[The Ambassadors by Henry James]@TWC D-Link book
The Ambassadors

BOOK Eleventh
71/90

He had gone again the next day but one, and the effect of the two visits, the after-sense of the couple of hours spent with her, was almost that of fulness and frequency.

The brave intention of frequency, so great with him from the moment of his finding himself unjustly suspected at Woollett, had remained rather theoretic, and one of the things he could muse about under his poplars was the source of the special shyness that had still made him careful.
He had surely got rid of it now, this special shyness; what had become of it if it hadn't precisely, within the week, rubbed off?
It struck him now in fact as sufficiently plain that if he had still been careful he had been so for a reason.

He had really feared, in his behaviour, a lapse from good faith; if there was a danger of one's liking such a woman too much one's best safety was in waiting at least till one had the right to do so.

In the light of the last few days the danger was fairly vivid; so that it was proportionately fortunate that the right was likewise established.

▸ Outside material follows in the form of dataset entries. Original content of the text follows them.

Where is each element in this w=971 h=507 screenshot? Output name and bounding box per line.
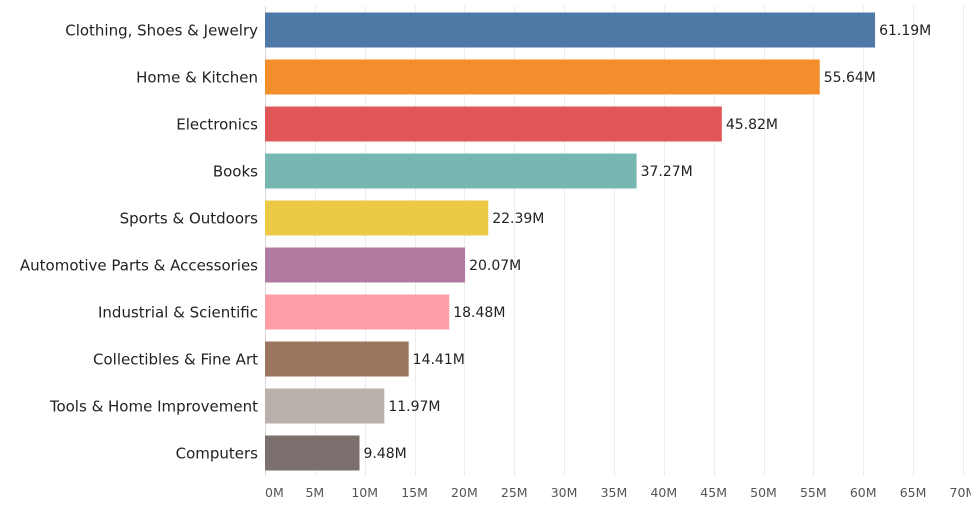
bar-2 xyxy=(265,106,722,142)
value-label: 20.07M xyxy=(469,258,521,274)
value-label: 55.64M xyxy=(824,70,876,86)
bar-1 xyxy=(265,59,820,95)
value-label: 22.39M xyxy=(492,211,544,227)
x-axis-ticks: 0M 5M 10M 15M 20M 25M 30M 35M 40M 45M 50M 55M 60M 65M… xyxy=(265,485,971,500)
value-label: 18.48M xyxy=(453,305,505,321)
value-label: 61.19M xyxy=(879,23,931,39)
x-tick-label: 35M xyxy=(601,485,628,500)
bar-9 xyxy=(265,435,360,471)
x-tick-label: 0M xyxy=(265,485,284,500)
x-tick-label: 25M xyxy=(501,485,528,500)
bar-5 xyxy=(265,247,466,283)
category-label: Sports & Outdoors xyxy=(120,210,259,228)
bar-7 xyxy=(265,341,409,377)
bar-6 xyxy=(265,294,450,330)
x-tick-label: 10M xyxy=(351,485,378,500)
x-tick-label: 15M xyxy=(401,485,428,500)
category-label: Industrial & Scientific xyxy=(98,304,258,322)
category-label: Automotive Parts & Accessories xyxy=(20,257,258,275)
category-labels: Clothing, Shoes & Jewelry Home & Kitchen E… xyxy=(20,22,258,463)
value-label: 9.48M xyxy=(364,446,407,462)
category-label: Electronics xyxy=(176,116,258,134)
category-label: Computers xyxy=(176,445,259,463)
bar-0 xyxy=(265,12,876,48)
x-tick-label: 70M xyxy=(950,485,971,500)
value-label: 37.27M xyxy=(641,164,693,180)
bar-8 xyxy=(265,388,385,424)
x-tick-label: 45M xyxy=(700,485,727,500)
x-tick-label: 60M xyxy=(850,485,877,500)
bars xyxy=(265,12,876,471)
category-label: Collectibles & Fine Art xyxy=(93,351,258,369)
category-label: Books xyxy=(213,163,258,181)
value-label: 14.41M xyxy=(413,352,465,368)
value-labels: 61.19M 55.64M 45.82M 37.27M 22.39M 20.07M 18.4… xyxy=(364,23,932,462)
x-tick-label: 40M xyxy=(650,485,677,500)
value-label: 45.82M xyxy=(726,117,778,133)
category-label: Clothing, Shoes & Jewelry xyxy=(65,22,258,40)
x-tick-label: 5M xyxy=(305,485,324,500)
x-tick-label: 30M xyxy=(551,485,578,500)
x-tick-label: 65M xyxy=(900,485,927,500)
category-label: Tools & Home Improvement xyxy=(49,398,258,416)
bar-4 xyxy=(265,200,489,236)
x-tick-label: 20M xyxy=(451,485,478,500)
value-label: 11.97M xyxy=(388,399,440,415)
bar-3 xyxy=(265,153,637,189)
x-tick-label: 50M xyxy=(750,485,777,500)
category-label: Home & Kitchen xyxy=(136,69,258,87)
x-tick-label: 55M xyxy=(800,485,827,500)
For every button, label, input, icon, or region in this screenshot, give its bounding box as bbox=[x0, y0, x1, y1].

It seemed to our friend that he had on each occasion profited to the utmost by the latter: how could he have done so more, he at all events asked himself, than in having immediately let her know that, if it was all the same to her, he preferred not to talk about anything tiresome?
He had never in his life so sacrificed an armful of high interests as in that remark; he had never so prepared the way for the comparatively frivolous as in addressing it to Madame de Vionnet's intelligence.